Lock & Mori

I looked around wildly and saw my dad’s head pressed into the rug of the hallway as they cuffed his arms behind his back. I saw a shamefaced DS Day glance up at me and then look away as he hauled my dad up with the help of another officer and started for the door, the other officer reciting cautionary rights, as if DS Moriarty wouldn’t know them by heart.

“We might not have made it in time, you know, if it weren’t for . . .”

“Sherlock.” I saw him before Mallory could finish, but it took me another second to put it together. He’d gone to the police. Despite what I’d said, he’d called them. And his expression was a mix of relief and guilt and pain. I’d never seen him emote like that. I idly wondered if anyone ever had.

In the next moment I was barraged by medics and an oxygen mask, which I tried valiantly to wave off. “I don’t need it.”

My voice must have been too muffled, because the medic closest to me acted like I didn’t say anything.

“Just lie down, and we’ll get you out of here shortly. Do you have any allergies?”

I shook my head and pulled the mask off my face. “This isn’t necess—”

He pushed it back down. “There now, breathe nice and deep for me.”

I tried to sit up again, but before I could, I was lifted up and placed on a gurney. They draped me in a blanket and strapped me down before I could think to get up, everything but my arms. And then I was unceremoniously tilted up. Not one of the policemen or techs buzzing around my house would look at me as they wheeled me out of the house and down the front steps. Then, even the second medic toddled off toward one of the police cars, while mine pulled me backward through all the official people standing around.

I got another brief glimpse of Sherlock and tried shouting for him. He might have heard me, because he looked back at the house, obviously thinking I hadn’t been brought out yet, and between my infernal mask and the distance, I couldn’t correct that thinking. I didn’t see him again until I was jerked up into the back of the ambulance. He was talking to a very interested Mallory, staring at the doorway to my house while answering questions, his face once more the blank I knew best.

The medic climbed up and got in my way again, only to start flipping on various machines, pinching my finger with a sensor, and prepping an IV bag.

“Honestly,” I said, pulling the mask from my face again. “This is all extremely unnecessary, and”—his hand started coming toward the mask—“I swear to you, if you mash this plastic monster back onto my face one more time, I will shove it down your throat.”

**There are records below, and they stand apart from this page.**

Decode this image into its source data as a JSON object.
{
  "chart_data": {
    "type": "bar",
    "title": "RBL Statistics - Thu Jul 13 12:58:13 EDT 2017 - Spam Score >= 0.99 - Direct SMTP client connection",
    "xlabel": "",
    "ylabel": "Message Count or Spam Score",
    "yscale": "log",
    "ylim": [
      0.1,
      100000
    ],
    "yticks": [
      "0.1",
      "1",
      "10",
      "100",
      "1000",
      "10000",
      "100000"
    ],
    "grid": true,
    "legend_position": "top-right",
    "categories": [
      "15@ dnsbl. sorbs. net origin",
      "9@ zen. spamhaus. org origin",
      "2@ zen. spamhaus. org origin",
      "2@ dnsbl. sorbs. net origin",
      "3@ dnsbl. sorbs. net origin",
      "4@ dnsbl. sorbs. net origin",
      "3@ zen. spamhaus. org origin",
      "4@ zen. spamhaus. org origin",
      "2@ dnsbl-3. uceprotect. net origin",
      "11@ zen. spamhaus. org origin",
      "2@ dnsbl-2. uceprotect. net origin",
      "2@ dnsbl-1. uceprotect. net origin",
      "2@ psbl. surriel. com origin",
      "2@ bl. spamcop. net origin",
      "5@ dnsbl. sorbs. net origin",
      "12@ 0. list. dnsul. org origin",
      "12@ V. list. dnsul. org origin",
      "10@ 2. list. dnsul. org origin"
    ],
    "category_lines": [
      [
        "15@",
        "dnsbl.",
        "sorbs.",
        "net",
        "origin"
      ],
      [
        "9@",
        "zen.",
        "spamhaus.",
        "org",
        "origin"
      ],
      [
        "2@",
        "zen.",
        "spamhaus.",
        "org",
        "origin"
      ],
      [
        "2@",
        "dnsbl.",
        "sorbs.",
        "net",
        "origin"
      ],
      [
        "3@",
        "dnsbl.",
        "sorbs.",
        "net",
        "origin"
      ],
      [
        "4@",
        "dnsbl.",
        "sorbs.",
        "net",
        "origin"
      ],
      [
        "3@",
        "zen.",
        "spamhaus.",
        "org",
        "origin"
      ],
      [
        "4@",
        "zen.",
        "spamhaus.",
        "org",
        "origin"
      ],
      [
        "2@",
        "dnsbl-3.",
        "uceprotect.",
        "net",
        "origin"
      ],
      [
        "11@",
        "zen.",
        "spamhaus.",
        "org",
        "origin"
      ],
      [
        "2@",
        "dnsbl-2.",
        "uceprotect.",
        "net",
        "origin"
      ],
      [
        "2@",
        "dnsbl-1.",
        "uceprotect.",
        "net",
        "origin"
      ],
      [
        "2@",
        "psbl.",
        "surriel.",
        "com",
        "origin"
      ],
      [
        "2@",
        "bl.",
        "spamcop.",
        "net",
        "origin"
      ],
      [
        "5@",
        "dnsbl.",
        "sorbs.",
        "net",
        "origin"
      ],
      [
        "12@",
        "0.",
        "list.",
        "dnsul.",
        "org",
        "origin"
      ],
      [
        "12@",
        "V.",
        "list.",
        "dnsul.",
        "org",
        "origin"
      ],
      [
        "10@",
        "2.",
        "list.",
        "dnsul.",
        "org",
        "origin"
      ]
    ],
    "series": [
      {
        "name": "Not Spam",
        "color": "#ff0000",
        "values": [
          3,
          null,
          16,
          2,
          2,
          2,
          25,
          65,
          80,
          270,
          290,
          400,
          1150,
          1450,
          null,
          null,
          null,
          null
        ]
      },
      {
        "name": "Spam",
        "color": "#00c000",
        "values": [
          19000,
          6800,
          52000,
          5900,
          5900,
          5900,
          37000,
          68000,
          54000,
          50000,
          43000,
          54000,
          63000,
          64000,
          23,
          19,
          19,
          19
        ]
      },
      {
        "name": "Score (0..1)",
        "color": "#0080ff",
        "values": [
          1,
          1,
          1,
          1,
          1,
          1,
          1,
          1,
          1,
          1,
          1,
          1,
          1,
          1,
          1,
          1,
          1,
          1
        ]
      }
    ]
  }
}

He stopped short, then gave in to a half grin. “Well, you’ll be feeling better then.”

“Quite better. If you could just unstrap me, thank you.”

“Sorry, miss. Orders of the inspector. We’re to take you to hospital to be looked over.” I sighed, which didn’t faze him in the least. “Now, if I could just see your arm.”

He lifted a needle into the air, and I might have moved onto my next threat, which involved that needle and his arse, but the radio in the front of the truck went off, and he swore under his breath.

“Be right back.”

The whole ambulance rocked back and forth as he trudged up to the front, giving me a clear view of the outside once more. I couldn’t find Sherlock—couldn’t have found anyone, really. The street was a barely controlled chaos, all of it centering around the police car where my dad sat, a medic inside, tending to his superficial wounds while DS Day looked on. Thankfully, no one thought I needed any attention just then.

In fact, no one was looking my way at all. It was my one chance. I freed myself of the gurney buckles, slid the oxygen mask all the way off my head, and with one more look around me, I ran from the ambulance down Baker Street, toward the only place I knew where I could be alone. I just needed to be alone with my thoughts. I needed a new plan. I needed something.

x x x

I heard him coming. I probably could have disappeared into the park if I wanted, but I was so tired. I couldn’t be bothered to move.

He sat down next to me in the shadow of the bandstand, but not close enough that he was touching me. I wasn’t sure if I wanted him to touch me or not. I was very sure I didn’t feel like talking. He seemed to know it, though his jerky movements and his trouble sitting still told me he couldn’t keep silent for long. He tried lighting a cigarette, but I coughed before he would do more than make the tip glow, and he put it away. Finally, I reached over and laid my hand over his. We both sighed and stilled for a few seconds.